Gerald called Hamish Tovey of NBI – News Broadcast International – and said, ‘The public are getting hysterical. They won’t go out in the rain: they won’t have picnics; I went to the lido with my wife and there was almost no one there, just us and a couple of friends. The farmers are complaining; the horticulturists are complaining; the fashion trade’s complaining; and the Electric Power Authority are having kittens because the future of nuclear power is in jeopardy. Not only that, the vets are complaining of litters having two heads; I’m even getting tales of budgerigars exploding.’
‘Budgerigars can explode if you feed them the wrong grain,’ said the NBI man. ‘We’ve just done a feature on it, nothing to do with Chernobyl.’
‘Tell that to the public,’ said Gerald, bitterly.
‘That’s what we are doing,’ the NBI man pointed out, ‘as best we can. But the public can’t tell a roentgen from a rad, and to tell you the truth neither can anyone at NBI. If you could put some of your experts at our disposal to help our graphics team out, I’d be grateful. We’ve a world opportunity here and it’s going to waste. It’s sickening.’
Gerald said he thought Britnuc had some spare experts in the divinatory area, tested and proven in the field, and Hamish Tovey seemed as interested and grateful as a TV newsman can get: that is to say, he said, ‘There just might be an interesting wind-up item there, I suppose. A light closing laugh. I could look into it. Now what can I do for you?’
Gerald said his Department could see the value of some kind of prize-winning news feature, fronted by someone from the commercial rather than the governmental sector – inasmuch as official announcements had lost credibility in this particular area. A popular yet authoritative figure, if such a person existed.
‘Carl May?’ suggested Hamish Tovey.
‘Brilliant idea!’ said Gerald Coustain.
‘Did you see him drink that glass of milk on TV?’ said Hamish Tovey, suddenly animated, ‘defying the roentgens! Brilliant PR! How’s he been since?’
‘Fit as a fiddle, top of the world,’ said Gerald. ‘Perhaps we could get him to do something just as dramatic.’
‘Or even more so,’ said Hamish.
‘So long as it’s safe,’ said Gerald. ‘We don’t want to lose him!’
‘So long as the roentgens and the rads are as harmless as you lot make out,’ said Hamish Tovey. ‘I have my crew to think about, not to mention the union.’
‘Back in 1957,’ said Gerald, ‘when Windscale caught fire and the instrumentation failed – twice round the clock and back again and no one noticed – the duty engineer lifted the lid of the pile to see what was going on.
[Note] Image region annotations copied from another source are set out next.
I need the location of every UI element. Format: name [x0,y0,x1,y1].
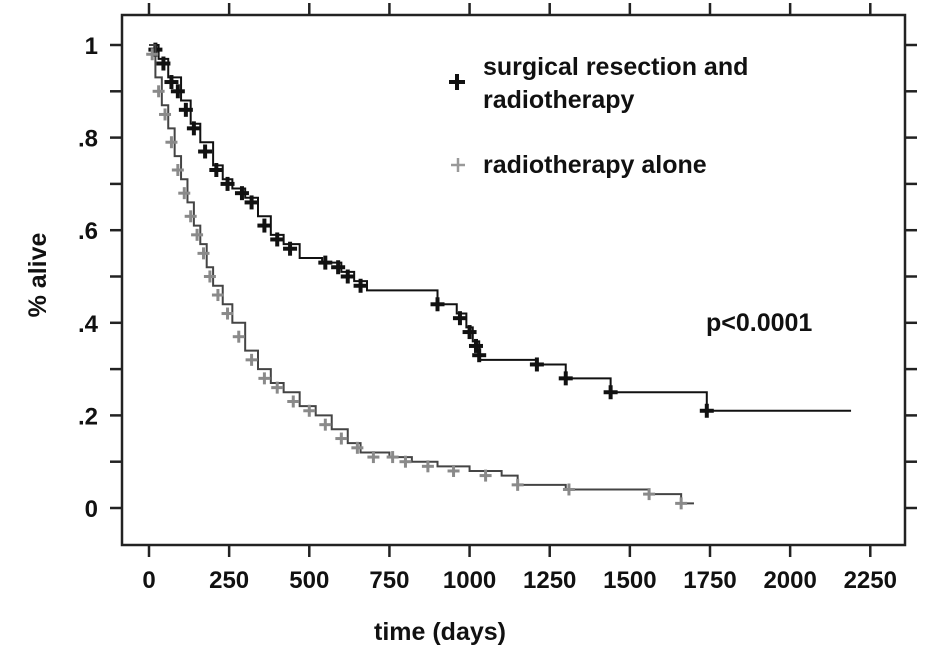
censor-mark [340,269,355,284]
censor-mark [386,451,399,464]
legend-label-radiotherapy: radiotherapy alone [483,151,707,179]
censor-mark [335,432,348,445]
censor-mark [234,186,249,201]
censor-mark [643,488,656,501]
y-tick-label: 0 [85,496,98,523]
censor-mark [331,260,346,275]
censor-mark [351,441,364,454]
y-axis-label: % alive [24,233,52,318]
y-tick-label: .6 [78,218,98,245]
p-value-annotation: p<0.0001 [706,309,812,337]
censor-mark [257,218,272,233]
y-tick-label: .8 [78,126,98,153]
censor-mark [447,464,460,477]
censor-mark [184,210,197,223]
censor-mark [164,75,179,90]
legend-label-surgical-line1: surgical resection and [483,53,748,81]
censor-mark [287,395,300,408]
censor-mark [558,371,573,386]
censor-mark [511,478,524,491]
censor-mark [197,247,210,260]
censor-mark [186,121,201,136]
y-tick-label: .2 [78,403,98,430]
x-tick-label: 1750 [683,567,736,594]
censor-mark [529,357,544,372]
censor-mark [472,348,487,363]
censor-mark [178,187,191,200]
censor-mark [318,255,333,270]
censor-mark [170,84,185,99]
censor-mark [165,136,178,149]
censor-mark [699,403,714,418]
plot-frame [120,13,907,547]
x-tick-label: 1250 [523,567,576,594]
censor-mark [562,483,575,496]
censor-mark [319,418,332,431]
censor-mark [209,163,224,178]
legend-marker-radiotherapy [451,158,465,172]
survival-step-line [149,44,852,412]
y-tick-label: .4 [78,311,99,338]
censor-mark [421,460,434,473]
censor-mark [221,307,234,320]
censor-mark [171,164,184,177]
censor-mark [303,404,316,417]
x-tick-label: 2250 [844,567,897,594]
x-tick-label: 0 [142,567,155,594]
series-group [146,42,852,510]
censor-mark [603,385,618,400]
censor-mark [367,451,380,464]
legend: surgical resection and radiotherapy radi… [449,53,748,179]
censor-mark [452,311,467,326]
censor-mark [203,270,216,283]
censor-mark [211,289,224,302]
censor-mark [156,56,171,71]
censor-mark [191,228,204,241]
axis-ticks [110,3,917,557]
censor-mark [152,85,165,98]
x-tick-labels: 0 250 500 750 1000 1250 1500 1750 2000 2250 [142,567,897,594]
legend-label-surgical-line2: radiotherapy [483,86,635,114]
censor-mark [271,381,284,394]
censor-mark [270,232,285,247]
censor-mark [399,455,412,468]
series-radiotherapy-alone [146,44,694,510]
x-tick-label: 1000 [443,567,496,594]
censor-mark [283,241,298,256]
legend-marker-surgical [449,74,465,90]
censor-mark [146,48,159,61]
censor-mark [220,176,235,191]
x-tick-label: 750 [369,567,409,594]
x-tick-label: 500 [289,567,329,594]
censor-mark [353,278,368,293]
censor-mark [244,195,259,210]
y-tick-label: 1 [85,33,98,60]
censor-mark [178,102,193,117]
censor-mark [258,372,271,385]
x-tick-label: 250 [209,567,249,594]
censor-mark [479,469,492,482]
x-tick-label: 1500 [603,567,656,594]
x-tick-label: 2000 [763,567,816,594]
x-axis-label: time (days) [374,618,506,646]
censor-mark [430,297,445,312]
censor-mark [468,338,483,353]
censor-mark [675,497,688,510]
censor-mark [159,108,172,121]
censor-mark [232,330,245,343]
y-tick-labels: 0 .2 .4 .6 .8 1 [78,33,99,523]
censor-mark [198,144,213,159]
censor-mark [462,325,477,340]
censor-mark [245,353,258,366]
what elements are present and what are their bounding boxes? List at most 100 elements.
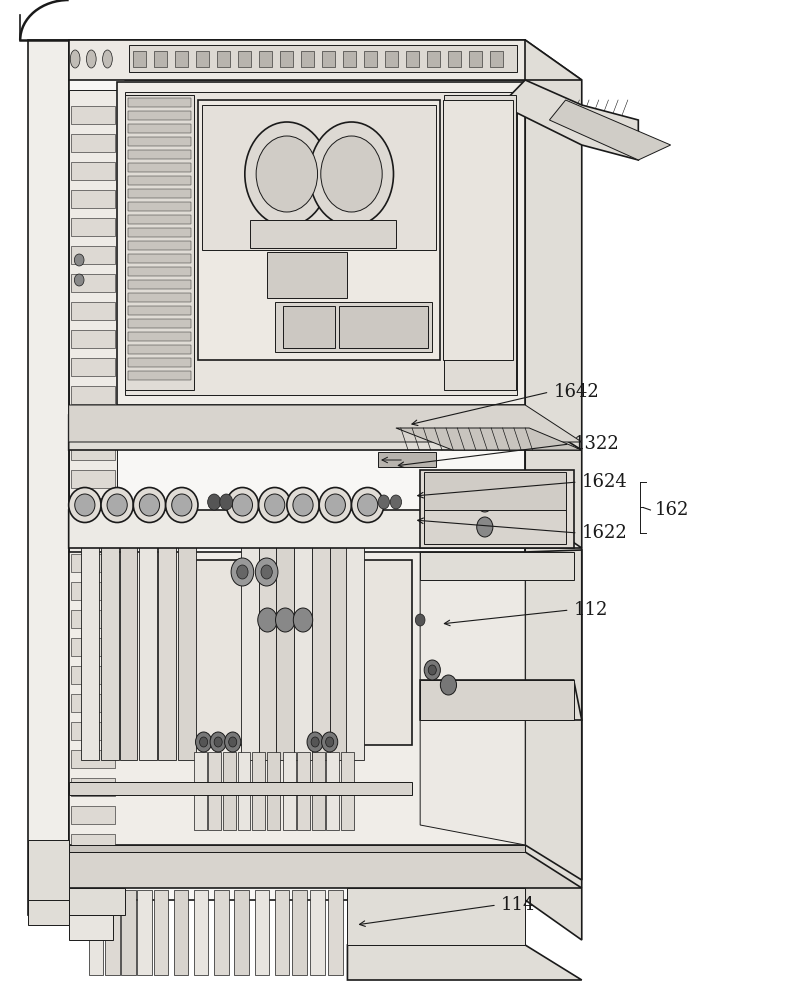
Polygon shape	[443, 100, 513, 360]
Polygon shape	[71, 134, 115, 152]
Ellipse shape	[101, 488, 133, 522]
Polygon shape	[238, 752, 250, 830]
Polygon shape	[255, 890, 269, 975]
Polygon shape	[125, 95, 194, 390]
Polygon shape	[128, 280, 191, 289]
Polygon shape	[101, 513, 119, 760]
Polygon shape	[252, 752, 265, 830]
Polygon shape	[71, 274, 115, 292]
Circle shape	[225, 732, 241, 752]
Ellipse shape	[70, 50, 80, 68]
Circle shape	[255, 558, 278, 586]
Polygon shape	[283, 752, 296, 830]
Ellipse shape	[139, 494, 159, 516]
Polygon shape	[128, 267, 191, 276]
Polygon shape	[71, 162, 115, 180]
Polygon shape	[71, 862, 115, 880]
Bar	[133, 51, 146, 67]
Polygon shape	[69, 90, 117, 895]
Bar	[322, 51, 335, 67]
Polygon shape	[69, 415, 582, 450]
Polygon shape	[330, 513, 347, 760]
Bar	[448, 51, 461, 67]
Polygon shape	[259, 513, 276, 760]
Polygon shape	[28, 40, 69, 915]
Polygon shape	[71, 526, 115, 544]
Polygon shape	[71, 806, 115, 824]
Bar	[385, 51, 398, 67]
Polygon shape	[339, 306, 428, 348]
Ellipse shape	[233, 494, 252, 516]
Bar	[343, 51, 356, 67]
Polygon shape	[69, 845, 525, 852]
Ellipse shape	[351, 488, 384, 522]
Circle shape	[293, 608, 313, 632]
Bar	[427, 51, 440, 67]
Text: 1642: 1642	[553, 383, 600, 401]
Ellipse shape	[325, 494, 346, 516]
Polygon shape	[128, 215, 191, 224]
Polygon shape	[137, 890, 152, 975]
Polygon shape	[129, 45, 517, 72]
Polygon shape	[250, 220, 396, 248]
Polygon shape	[214, 890, 229, 975]
Polygon shape	[128, 189, 191, 198]
Polygon shape	[71, 554, 115, 572]
Polygon shape	[396, 428, 582, 450]
Polygon shape	[128, 202, 191, 211]
Polygon shape	[71, 246, 115, 264]
Polygon shape	[128, 228, 191, 237]
Polygon shape	[71, 610, 115, 628]
Polygon shape	[234, 890, 249, 975]
Polygon shape	[128, 358, 191, 367]
Polygon shape	[71, 442, 115, 460]
Polygon shape	[71, 386, 115, 404]
Circle shape	[276, 608, 295, 632]
Polygon shape	[223, 752, 236, 830]
Polygon shape	[501, 80, 638, 160]
Bar	[238, 51, 251, 67]
Polygon shape	[120, 513, 137, 760]
Bar	[301, 51, 314, 67]
Circle shape	[74, 274, 84, 286]
Polygon shape	[69, 40, 525, 80]
Polygon shape	[71, 106, 115, 124]
Circle shape	[309, 122, 393, 226]
Text: 112: 112	[574, 601, 608, 619]
Polygon shape	[128, 150, 191, 159]
Polygon shape	[125, 92, 517, 395]
Polygon shape	[194, 752, 207, 830]
Ellipse shape	[259, 488, 291, 522]
Ellipse shape	[287, 488, 319, 522]
Polygon shape	[69, 915, 113, 940]
Polygon shape	[341, 752, 354, 830]
Polygon shape	[128, 254, 191, 263]
Polygon shape	[28, 840, 69, 915]
Bar	[154, 51, 167, 67]
Polygon shape	[69, 405, 582, 442]
Polygon shape	[294, 513, 312, 760]
Polygon shape	[310, 890, 325, 975]
Polygon shape	[71, 498, 115, 516]
Bar	[196, 51, 209, 67]
Text: 1322: 1322	[574, 435, 620, 453]
Circle shape	[196, 732, 212, 752]
Circle shape	[378, 495, 389, 509]
Polygon shape	[128, 345, 191, 354]
Polygon shape	[312, 752, 325, 830]
Polygon shape	[128, 137, 191, 146]
Polygon shape	[71, 302, 115, 320]
Polygon shape	[198, 100, 440, 360]
Polygon shape	[276, 513, 294, 760]
Polygon shape	[297, 752, 310, 830]
Bar	[364, 51, 377, 67]
Polygon shape	[71, 750, 115, 768]
Polygon shape	[347, 945, 582, 980]
Polygon shape	[154, 890, 168, 975]
Polygon shape	[186, 560, 412, 745]
Polygon shape	[69, 852, 582, 888]
Circle shape	[245, 122, 329, 226]
Circle shape	[311, 737, 319, 747]
Circle shape	[415, 614, 425, 626]
Polygon shape	[346, 513, 364, 760]
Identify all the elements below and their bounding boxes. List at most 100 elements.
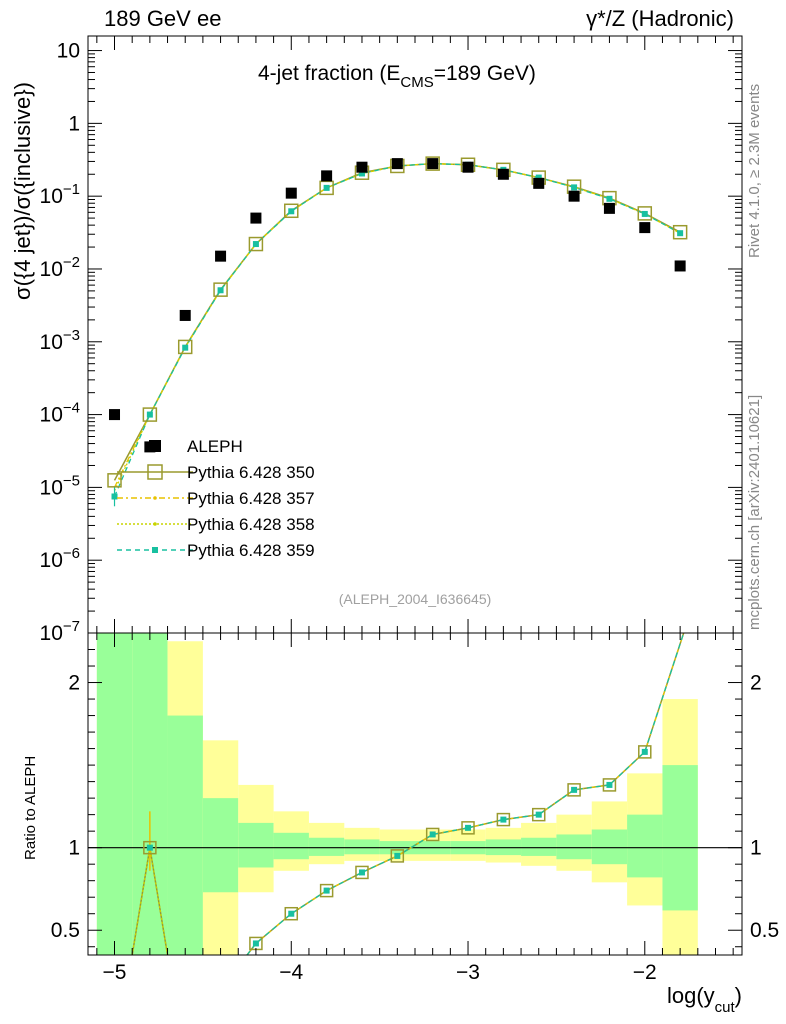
ratio-marker-p350 bbox=[638, 745, 652, 759]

He stared right into the burning heart of the dragon. He’s still alive to tell the tale. Head of the Nuclear Safety Inspectorate, as it happens.’
‘Is that so!’ said Hamish Tovey. ‘Now that would be really something by way of a visual fix. Radiation’s something we’re all going to have to learn to live with, I guess.’
‘I guess so,’ said Gerald Coustain.
‘Do you think Carl May would do it?’ asked Hamish, wistful and dependent all of a sudden, like a greedy child lusting after a cream cake it knows its mother’s purse can’t afford.
‘You can only ask him,’ said Gerald. ‘I have his personal number here, as it happens. He’s not averse to publicity, of the right kind. If you took his astrologers and tea-leafers off his hands, he’d certainly feel obliged. I think his board aren’t too happy about them.’
‘I’ll have to ask the boss about that,’ said Hamish Tovey.
‘I didn’t know you had one,’ said Gerald.
‘When it suits me,’ said Hamish.
‘Mind you, these old Magnox stations of Britnuc’s aren’t the same as Windscale, or Sellafield as we call it now,’ said Gerald, ‘but I suppose they could raise a fuel rod from the pile and Mr May could clasp it to his bosom. How would that do? Or he could jump into the cooling ponds with his young companion: something like that might not go amiss.’
‘Oh yes, the young companion,’ said Hamish Tovey. ‘I filmed her jumping into a trout pond with someone or other, once. Quite a looker. Amazing eyes. Now that’s really interesting. It would have to be a zoom lens of course, this time. I don’t see my crew with an underwater camera in a cooling pond.’
‘Depends if they’re running scared or not,’ said Gerald, and left him to it.
Gerald was using the public phone at the lido. He knew better than to call from the office. He made a further call or so to contacts in Britnuc too low down the ranks of command to be directly under Carl May’s eye, but men of action and responsibility, like himself. Then he went back to his family and friends.
The lido was almost deserted, in spite of the warm weather. Angela, Joanna and a brusque young woman with boots, who seemed a security risk of one kind or another, sat in the tearoom, under shelter. He didn’t like them sitting out in the open: he’d asked them not to and they’d obliged. Angela had ordered the full tea for everyone – sandwiches, scones, cream, jam, muffins, cake. He went to join them.